Diese Hormone und chemischen Vorgänge lassen Dich niedergeschlagen und traurig zurück, verzweifelt auf der Suche nach dem eigentlichen Grund dieses Gemütszustandes.
Es-gibt-ihn-schlichtweg-nicht.
Du fühlst heute so. Es übermannt (es sollte wohl eher überfraut heißen) Dich. Und Du kannst nicht dagegen ankämpfen, kannst nicht steuern. Logik spielt hier einfach keine Rolle. (@Männer!)

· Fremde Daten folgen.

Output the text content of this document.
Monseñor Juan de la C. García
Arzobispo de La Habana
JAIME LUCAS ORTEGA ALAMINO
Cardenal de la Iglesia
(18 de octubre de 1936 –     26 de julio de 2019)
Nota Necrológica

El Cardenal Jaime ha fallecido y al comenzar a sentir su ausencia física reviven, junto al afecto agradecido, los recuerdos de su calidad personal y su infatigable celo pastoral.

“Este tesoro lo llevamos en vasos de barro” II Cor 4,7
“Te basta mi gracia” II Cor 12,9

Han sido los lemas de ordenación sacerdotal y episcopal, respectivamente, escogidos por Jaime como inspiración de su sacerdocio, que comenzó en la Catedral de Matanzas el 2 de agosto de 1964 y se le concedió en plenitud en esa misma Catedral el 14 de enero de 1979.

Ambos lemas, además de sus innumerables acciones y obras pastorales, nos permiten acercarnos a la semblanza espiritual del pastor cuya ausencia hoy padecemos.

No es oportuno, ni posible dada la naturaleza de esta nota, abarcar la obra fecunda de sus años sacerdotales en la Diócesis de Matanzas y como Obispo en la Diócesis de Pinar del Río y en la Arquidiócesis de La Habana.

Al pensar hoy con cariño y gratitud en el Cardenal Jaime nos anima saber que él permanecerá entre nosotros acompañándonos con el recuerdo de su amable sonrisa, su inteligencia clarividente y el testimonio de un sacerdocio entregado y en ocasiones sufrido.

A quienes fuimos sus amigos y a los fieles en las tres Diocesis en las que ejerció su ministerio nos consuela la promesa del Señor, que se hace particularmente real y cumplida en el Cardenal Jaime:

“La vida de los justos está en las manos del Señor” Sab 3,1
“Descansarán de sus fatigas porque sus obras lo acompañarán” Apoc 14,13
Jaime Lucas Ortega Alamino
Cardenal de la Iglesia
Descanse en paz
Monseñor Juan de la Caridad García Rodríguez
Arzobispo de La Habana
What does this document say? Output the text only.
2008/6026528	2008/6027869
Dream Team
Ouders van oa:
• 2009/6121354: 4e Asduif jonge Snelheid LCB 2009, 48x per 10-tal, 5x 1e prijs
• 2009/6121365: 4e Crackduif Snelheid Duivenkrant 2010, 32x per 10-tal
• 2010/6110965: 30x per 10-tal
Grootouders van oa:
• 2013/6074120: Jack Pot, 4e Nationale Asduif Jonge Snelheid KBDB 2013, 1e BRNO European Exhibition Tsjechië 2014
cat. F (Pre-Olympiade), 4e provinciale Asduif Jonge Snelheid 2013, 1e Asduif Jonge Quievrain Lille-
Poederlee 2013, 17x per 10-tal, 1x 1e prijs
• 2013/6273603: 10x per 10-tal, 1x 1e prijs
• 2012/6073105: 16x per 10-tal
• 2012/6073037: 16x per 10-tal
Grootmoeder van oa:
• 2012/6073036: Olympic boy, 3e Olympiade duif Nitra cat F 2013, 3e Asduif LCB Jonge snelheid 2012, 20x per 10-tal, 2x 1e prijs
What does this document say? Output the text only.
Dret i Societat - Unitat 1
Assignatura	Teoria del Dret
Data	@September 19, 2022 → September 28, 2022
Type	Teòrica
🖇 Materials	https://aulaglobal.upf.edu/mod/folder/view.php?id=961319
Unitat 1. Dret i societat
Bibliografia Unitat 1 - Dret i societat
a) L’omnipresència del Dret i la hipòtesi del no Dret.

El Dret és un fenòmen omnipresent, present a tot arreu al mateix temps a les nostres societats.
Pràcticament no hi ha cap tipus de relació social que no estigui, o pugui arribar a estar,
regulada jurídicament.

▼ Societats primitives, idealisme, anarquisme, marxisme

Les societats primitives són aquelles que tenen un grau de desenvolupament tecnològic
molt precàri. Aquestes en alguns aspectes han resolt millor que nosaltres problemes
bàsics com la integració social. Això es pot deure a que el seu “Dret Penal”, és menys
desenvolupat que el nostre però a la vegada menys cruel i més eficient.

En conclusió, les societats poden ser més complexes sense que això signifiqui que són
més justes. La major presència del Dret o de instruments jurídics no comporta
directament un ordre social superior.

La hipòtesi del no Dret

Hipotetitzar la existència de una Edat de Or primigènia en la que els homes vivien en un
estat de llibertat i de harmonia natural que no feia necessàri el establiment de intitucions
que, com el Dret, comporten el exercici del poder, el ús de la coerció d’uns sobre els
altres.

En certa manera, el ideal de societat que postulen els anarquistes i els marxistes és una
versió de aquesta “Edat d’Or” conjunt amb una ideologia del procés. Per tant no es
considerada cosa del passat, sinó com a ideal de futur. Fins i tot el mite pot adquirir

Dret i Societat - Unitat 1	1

Es sind die Hormone, die dafür sorgen, dass Du den Teppich, welchen Du vor Wochen mühsam auf allen Vieren mit sämtlichen verfügbaren Hygiene-und Enzymreinigungsmitteln nach einem Welpen-Kacki-Unfall geschrubbt hast, nunmehr doch vehement packst und ihn zornig stampfend in die Mülltonne stopfst.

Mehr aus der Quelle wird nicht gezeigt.